One reason for the sparse attendance may well have been that the Pakistan Super League (PSL) was also taking place at the same time, but in all probability the tweet controversy had the greatest impact. The hashtag #BoycottLLF2018 was floating around on Twitter, and there were dozens of statuses on Facebook calling out the organisers for “siding with a rape apologist.”

Some Twitter users even went to the extent of judging those who were present at the LLF, even calling them rape apologists, but it is quite farfetched to say that every one of them, including the distinguished delegates — Aslan, Dawood, Arif, Naheed, Salima Hashmi and Zia Mohiyuddin — are supportive of a culture of misogyny. It is entirely possible many of them were not even aware of the tumult on Pakistani social media. And yes, authors boycott literature festivals around the world all the time, but whether this would have been a constructive form of protest in the context of Pakistan is up to question.

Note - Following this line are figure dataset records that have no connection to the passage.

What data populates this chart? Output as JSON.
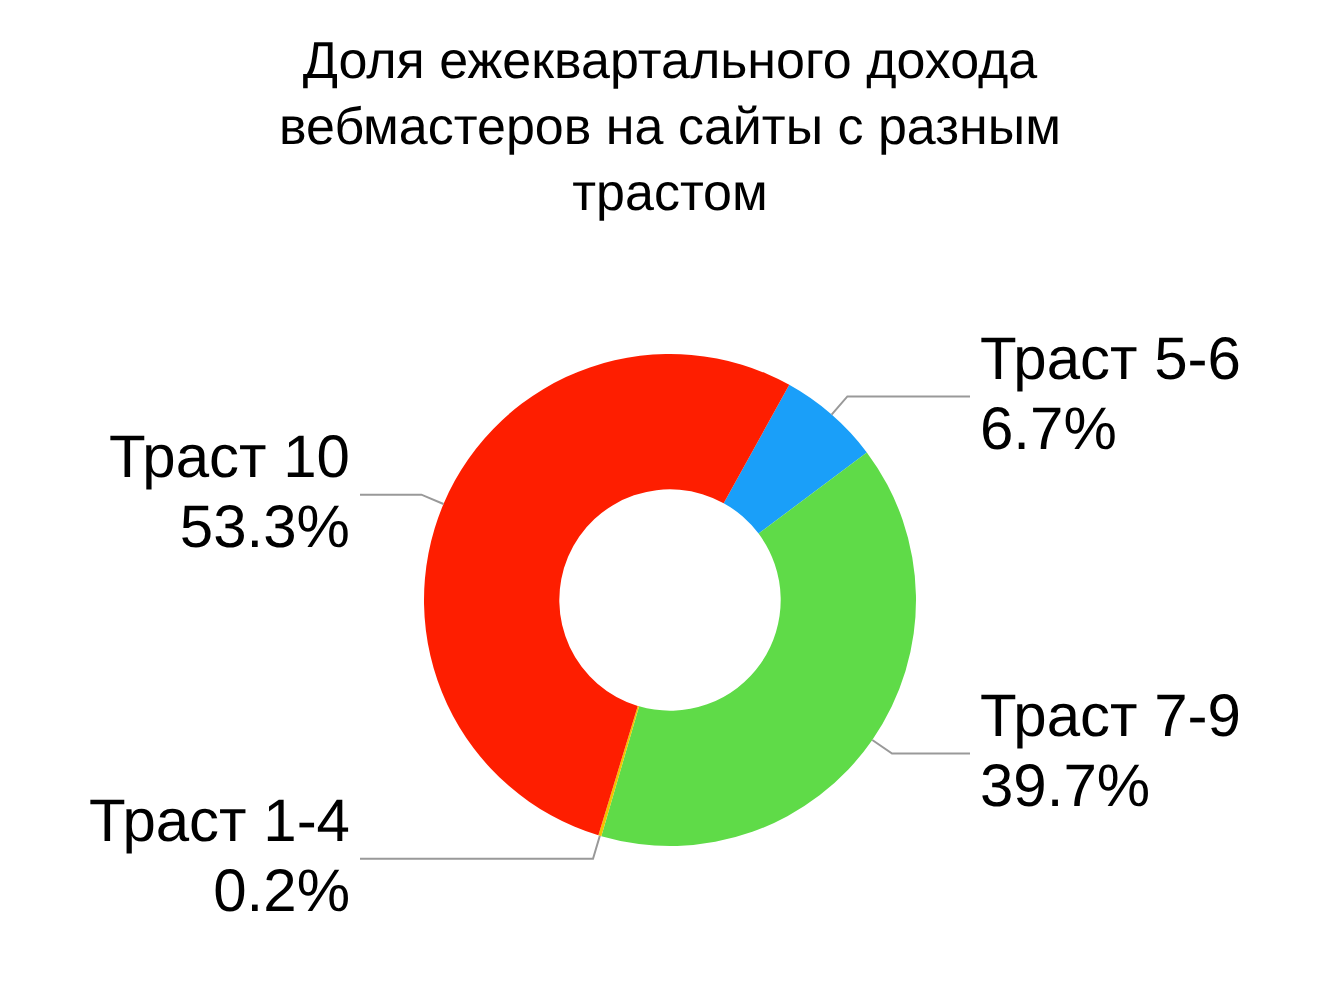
{
  "chart_data": {
    "type": "donut",
    "title": "Доля ежеквартального дохода вебмастеров на сайты с разным трастом",
    "categories": [
      "Траст 5-6",
      "Траст 7-9",
      "Траст 1-4",
      "Траст 10"
    ],
    "values": [
      6.7,
      39.7,
      0.2,
      53.3
    ],
    "colors": [
      "#1a9ff9",
      "#5fdb48",
      "#f2c200",
      "#fe1e00"
    ],
    "value_labels": [
      "6.7%",
      "39.7%",
      "0.2%",
      "53.3%"
    ],
    "legend": false
  }
}
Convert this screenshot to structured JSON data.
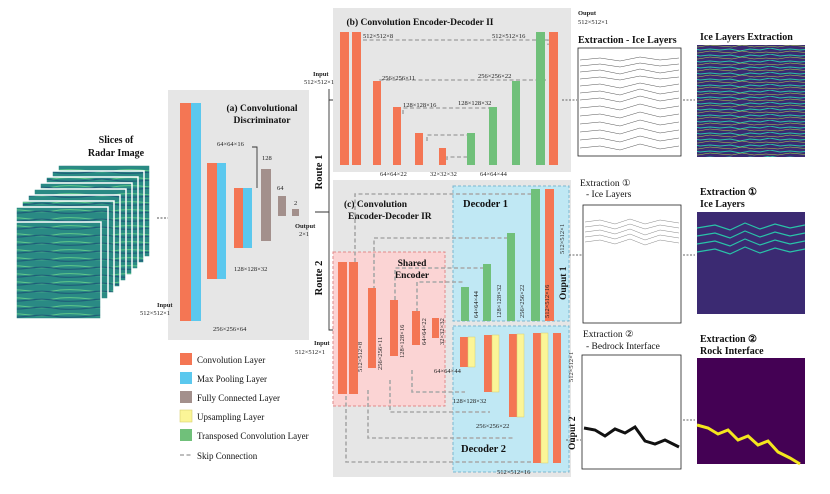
{
  "slices": {
    "title_line1": "Slices of",
    "title_line2": "Radar Image"
  },
  "discriminator": {
    "title_line1": "(a) Convolutional",
    "title_line2": "Discriminator",
    "input_label": "Input",
    "input_dims": "512×512×1",
    "dims": {
      "d256x64": "256×256×64",
      "d64x16": "64×64×16",
      "d128x32": "128×128×32",
      "fc128": "128",
      "fc64": "64",
      "fc2": "2"
    },
    "output_label": "Output",
    "output_dims": "2×1"
  },
  "encdec2": {
    "title": "(b) Convolution Encoder-Decoder II",
    "input_label": "Input",
    "input_dims": "512×512×1",
    "dims": {
      "e512": "512×512×8",
      "e256": "256×256×11",
      "e128": "128×128×16",
      "e64": "64×64×22",
      "e32": "32×32×32",
      "d64": "64×64×44",
      "d128": "128×128×32",
      "d256": "256×256×22",
      "d512": "512×512×16"
    }
  },
  "encdec_ir": {
    "title_line1": "(c) Convolution",
    "title_line2": "Encoder-Decoder IR",
    "input_label": "Input",
    "input_dims": "512×512×1",
    "shared_encoder_line1": "Shared",
    "shared_encoder_line2": "Encoder",
    "decoder1_label": "Decoder 1",
    "decoder2_label": "Decoder 2",
    "enc_dims": {
      "e512": "512×512×8",
      "e256": "256×256×11",
      "e128": "128×128×16",
      "e64": "64×64×22",
      "e32": "32×32×32"
    },
    "dec1_dims": {
      "d64": "64×64×44",
      "d128": "128×128×32",
      "d256": "256×256×22",
      "d512": "512×512×16",
      "out": "512×512×1"
    },
    "dec2_dims": {
      "d64": "64×64×44",
      "d128": "128×128×32",
      "d256": "256×256×22",
      "d512": "512×512×16",
      "out": "512×512×1"
    },
    "output1_label": "Ouput 1",
    "output2_label": "Ouput 2"
  },
  "routes": {
    "route1": "Route 1",
    "route2": "Route 2"
  },
  "legend": [
    {
      "label": "Convolution Layer",
      "color": "#f47654"
    },
    {
      "label": "Max Pooling Layer",
      "color": "#5bc8ee"
    },
    {
      "label": "Fully Connected Layer",
      "color": "#a3908c"
    },
    {
      "label": "Upsampling Layer",
      "color": "#fbf597"
    },
    {
      "label": "Transposed Convolution Layer",
      "color": "#70c07a"
    },
    {
      "label": "Skip Connection",
      "color": "#a8a8a8"
    }
  ],
  "outputs": {
    "top_label": "Ouput",
    "top_dims": "512×512×1",
    "ice_extraction_title": "Extraction - Ice Layers",
    "ice_layers_extraction": "Ice Layers Extraction",
    "extraction1_title": "Extraction ①",
    "extraction1_sub": "- Ice Layers",
    "extraction1_right_line1": "Extraction ①",
    "extraction1_right_line2": "Ice Layers",
    "extraction2_title": "Extraction ②",
    "extraction2_sub": "- Bedrock Interface",
    "extraction2_right_line1": "Extraction ②",
    "extraction2_right_line2": "Rock Interface"
  },
  "colors": {
    "conv": "#f47654",
    "pool": "#5bc8ee",
    "fc": "#a3908c",
    "upsample": "#fbf597",
    "tconv": "#70c07a",
    "panel_gray": "#e6e6e6",
    "decoder_blue": "#c0e8f4",
    "encoder_pink": "#fbd4d4",
    "heat_bg": "#440154"
  }
}
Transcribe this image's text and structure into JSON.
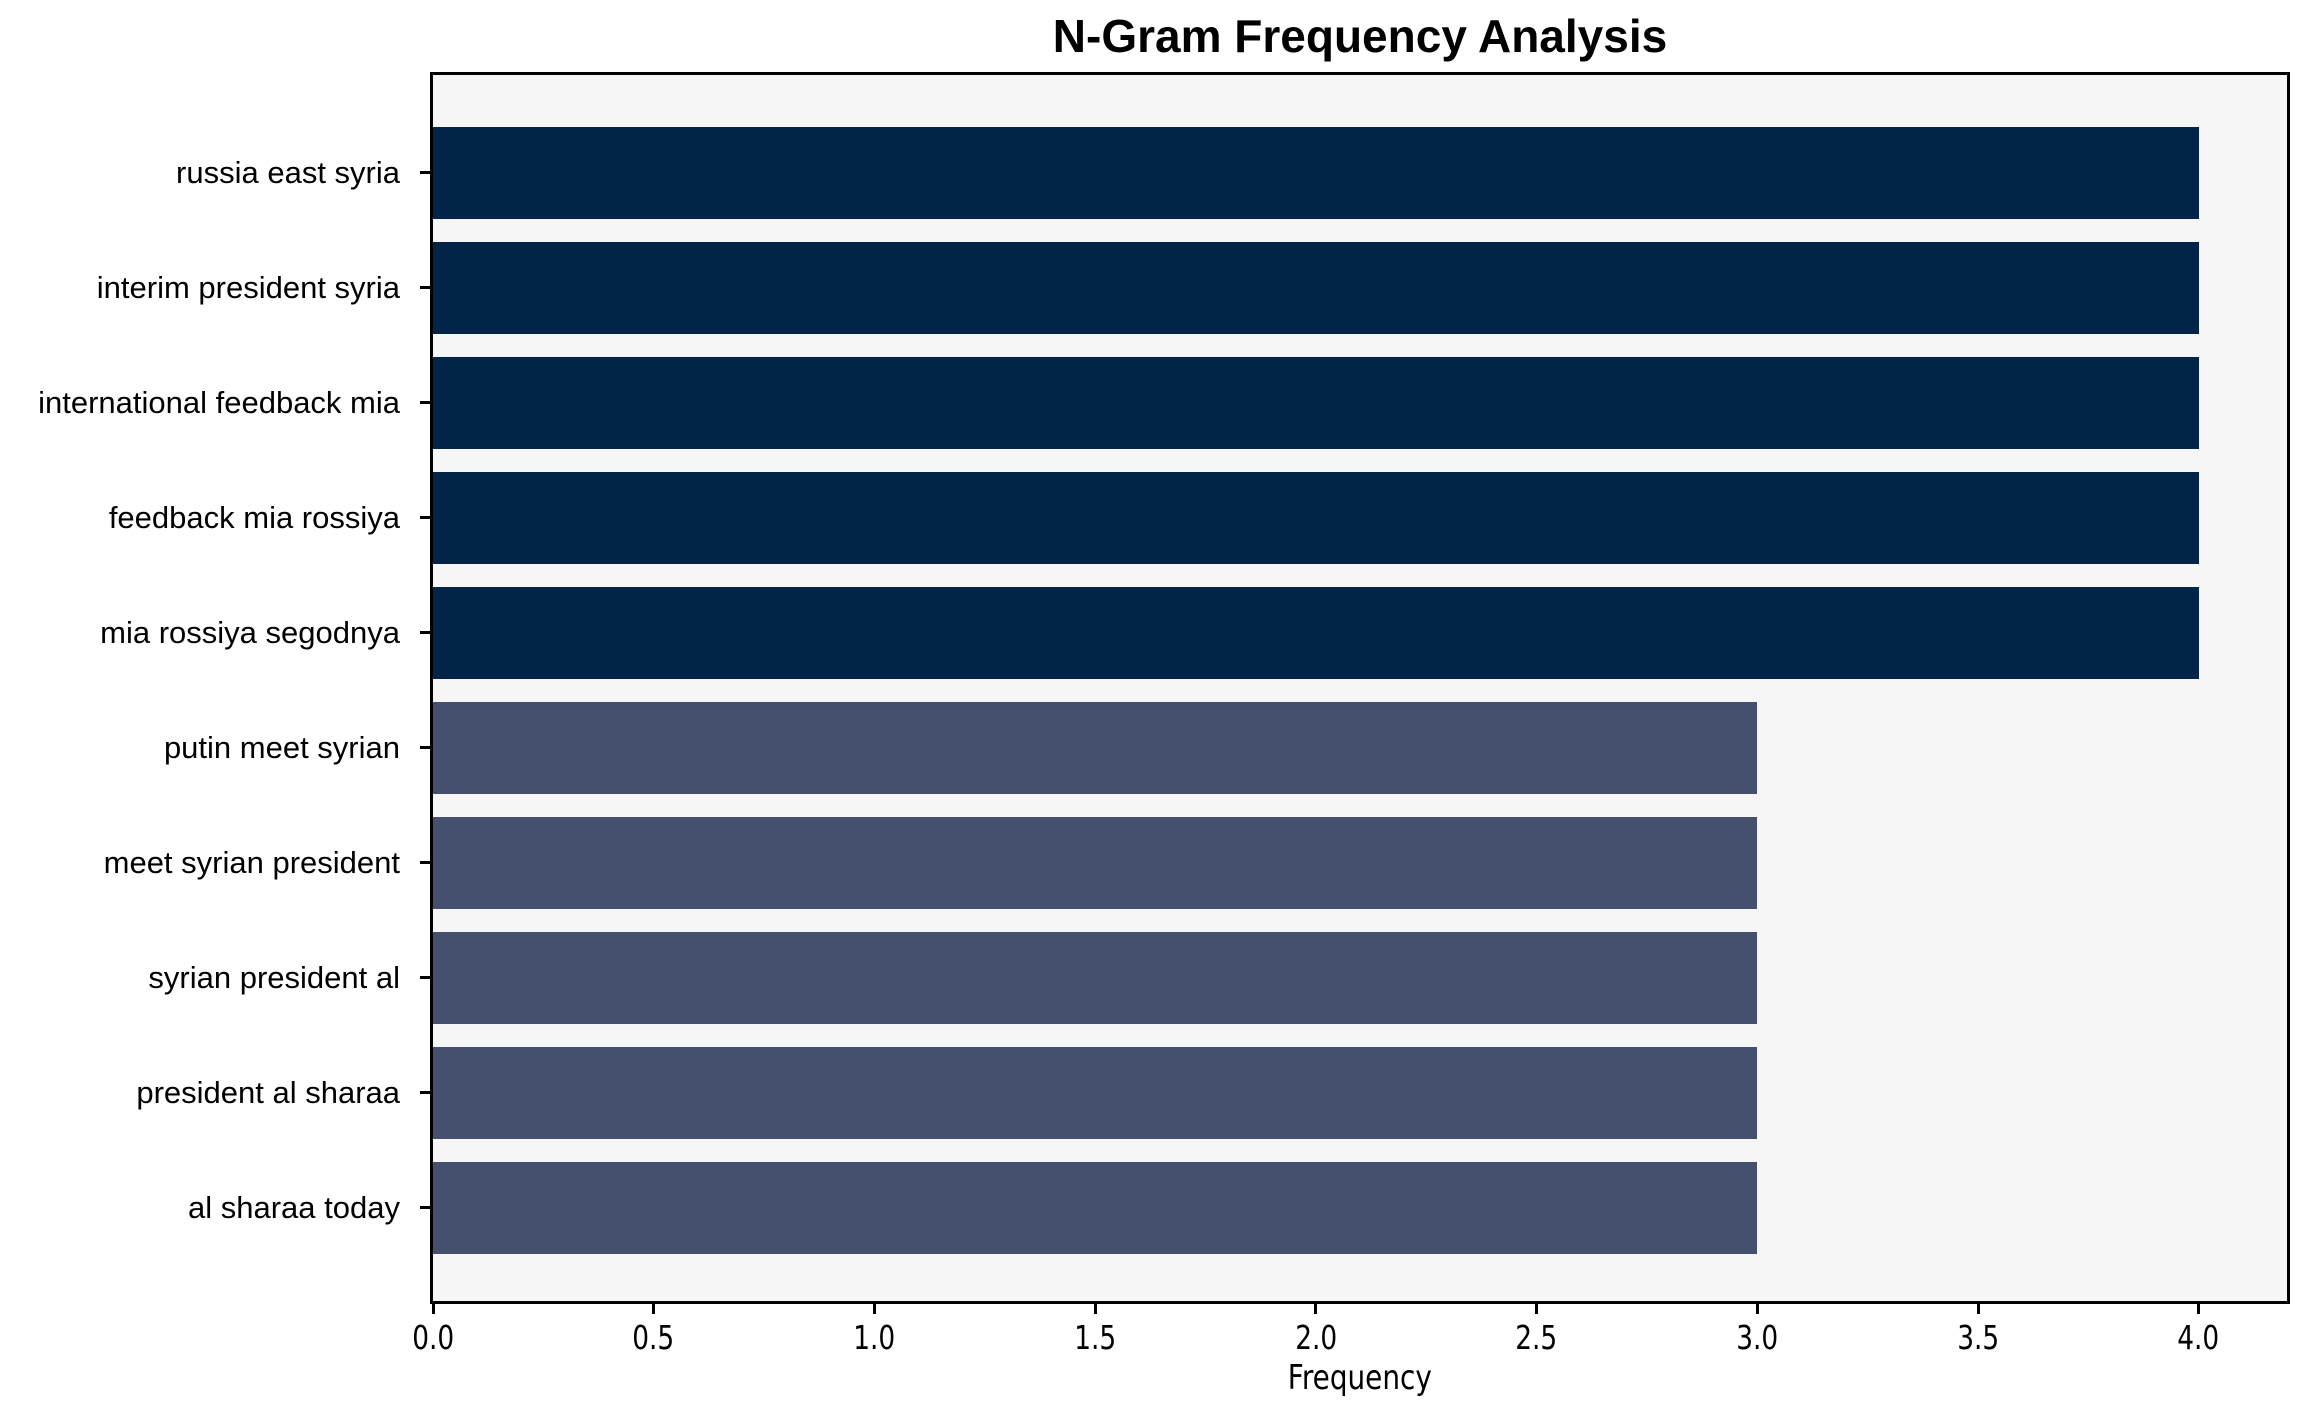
{
  "title": "N-Gram Frequency Analysis",
  "chart_data": {
    "type": "bar",
    "orientation": "horizontal",
    "title": "N-Gram Frequency Analysis",
    "xlabel": "Frequency",
    "ylabel": "",
    "categories": [
      "russia east syria",
      "interim president syria",
      "international feedback mia",
      "feedback mia rossiya",
      "mia rossiya segodnya",
      "putin meet syrian",
      "meet syrian president",
      "syrian president al",
      "president al sharaa",
      "al sharaa today"
    ],
    "values": [
      4,
      4,
      4,
      4,
      4,
      3,
      3,
      3,
      3,
      3
    ],
    "bar_colors": [
      "#022449",
      "#022449",
      "#022449",
      "#022449",
      "#022449",
      "#454f6e",
      "#454f6e",
      "#454f6e",
      "#454f6e",
      "#454f6e"
    ],
    "xlim": [
      0,
      4.2
    ],
    "xticks": [
      0.0,
      0.5,
      1.0,
      1.5,
      2.0,
      2.5,
      3.0,
      3.5,
      4.0
    ],
    "xtick_labels": [
      "0.0",
      "0.5",
      "1.0",
      "1.5",
      "2.0",
      "2.5",
      "3.0",
      "3.5",
      "4.0"
    ],
    "grid": false,
    "legend": "none",
    "colors": {
      "bar_high": "#022449",
      "bar_low": "#454f6e",
      "plot_background": "#f5f6f5",
      "figure_background": "#ffffff",
      "axis": "#000000",
      "text": "#000000"
    }
  }
}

A literature festival is a place where discourse is made and debates about controversial issues happen — remember the 2016 Jaipur Literature Festival and actor Anupam Kher’s statements on freedom of speech? — but in a country already struck by censorship, lack of freedom of speech, and draconian laws barring free thought and expression, is boycotting a literary festival not an attempt to bar free expression? Should the public not have taken a more constructive way to condemn what they thought was condemnable — at the festival itself? Why not use the platform to speak out against injustice? What is more, such initiatives would have let the foreign delegates see into our lives and take with them ideas and opinions.

Where liberal and progressive narratives are being challenged in any case, it may have been more fruitful to challenge an idea rather than shut down the debate and restrict it to social media only.